Secondo un recente studio demografico, i Paesi dell’Europa Centrale, particolarmente il V4 (Repubblica Ceca, Slovacchia, Polonia e Ungheria) hanno una demografia tra le meno favorevoli di tutto il continente. La tendenza è di una diminuzione della popolazione del 13% entro il 2050, in modo simile al Giappone. Inoltre questi Paesi hanno un tasso di disoccupazione particolarmente basso: se la cosa è certamente positiva, significa anche che non c’è molta popolazione potenzialmente attiva da recuperare aumentando la partecipazione alla forza lavoro di giovani e donne. Per capirci, su questo l’Italia ha molto più spazio, come anche il Giappone. Mancano operai ed impiegati, ma anche contadini ed artigiani. La notizia addirittura spicca tra quelle dei telegiornali locali. Il costo del lavoro si sta quindi alzando, ed anche i prezzi salgono.

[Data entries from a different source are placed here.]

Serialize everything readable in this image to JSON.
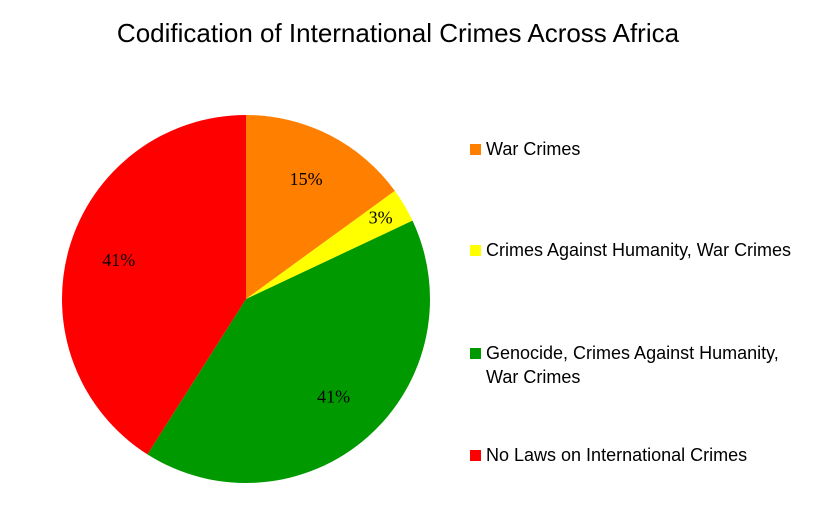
{
  "chart_data": {
    "type": "pie",
    "title": "Codification of International Crimes Across Africa",
    "categories": [
      "War Crimes",
      "Crimes Against Humanity, War Crimes",
      "Genocide, Crimes Against Humanity, War Crimes",
      "No Laws on International Crimes"
    ],
    "values": [
      15,
      3,
      41,
      41
    ],
    "value_labels": [
      "15%",
      "3%",
      "41%",
      "41%"
    ],
    "colors": [
      "#ff7f00",
      "#ffff00",
      "#009a00",
      "#ff0000"
    ],
    "legend": "right"
  }
}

La prima tra le risposte possibile sarebbe allargare le maglie dell’immigrazione: la Polonia, per esempio, sta aprendo all’immigrazione dalle Filippine, Paese cattolico come la Polonia e con popolazione che quindi potrebbe integrarsi. Cechi e slovacchi, che hanno una storia di decenni di immigrazione dal Vietnam con problemi di integrazione inesistenti, a seguito del boom del Vietnam che fa rimanere la popolazione in Asia, stanno aprendo agli ucraini, vicini di lingua e mentalità e quindi potenzialmente anche loro facili da integrare.
Questo sicuramente tranquillizza una popolazione che ha paura di un’invasione africana ed islamica, e che vota di conseguenza. Il problema da affrontare, però, non è solo l’integrazione. Servono infatti figure professionali già pronte ad operare in un’economia avanzata, in cui anche un operaio deve avere dimestichezza con macchine ed informatica. Insomma aprire all’immigrazione africana non sembra la cosa logica da fare, dati i bassi livelli di scolarizzazione.

Il Financial Times individua una seconda strada: l’uso dell’automazione per sostituire progressivamente chi va in pensione. La tendenza è già iniziata, con investimenti in robotica in salita dal 2014

Non affrontare per tempo questi problemi causerebbe una minor crescita, ed è proprio la crescita sostenuta che ha portato avanti gli investimenti che hanno fatto la fortuna di queste economia, portandole in pochi decenni in pari con il resto d’Europa dopo i disastri dell’economia pianificata comunista. Ecco che allora anche il Financial Times individua una seconda strada: l’uso dell’automazione per sostituire progressivamente chi va in pensione. La tendenza è già iniziata, con investimenti in robotica in salita dal 2014.
Basterà a mantenere i tassi di crescita alti e l’inflazione sotto controllo? Difficile a dirsi, per ora.

L’altra domanda interessa più da vicino l’Italia, che ha una popolazione in progressivo invecchiamento: questa soluzione può essere applicabile anche qui? E che cosa stanno facendo i nostri politici per favorire lo sviluppo di tecnologie moderne che permetterebbero, tra l’altro, anche di aumentare la produttività, cosa della quale abbiamo bisogno disperato? Alla fine l’Italia è un paese leader nella produzione di automazione industriale, quindi non sarà il caso di iniziare a pensarci?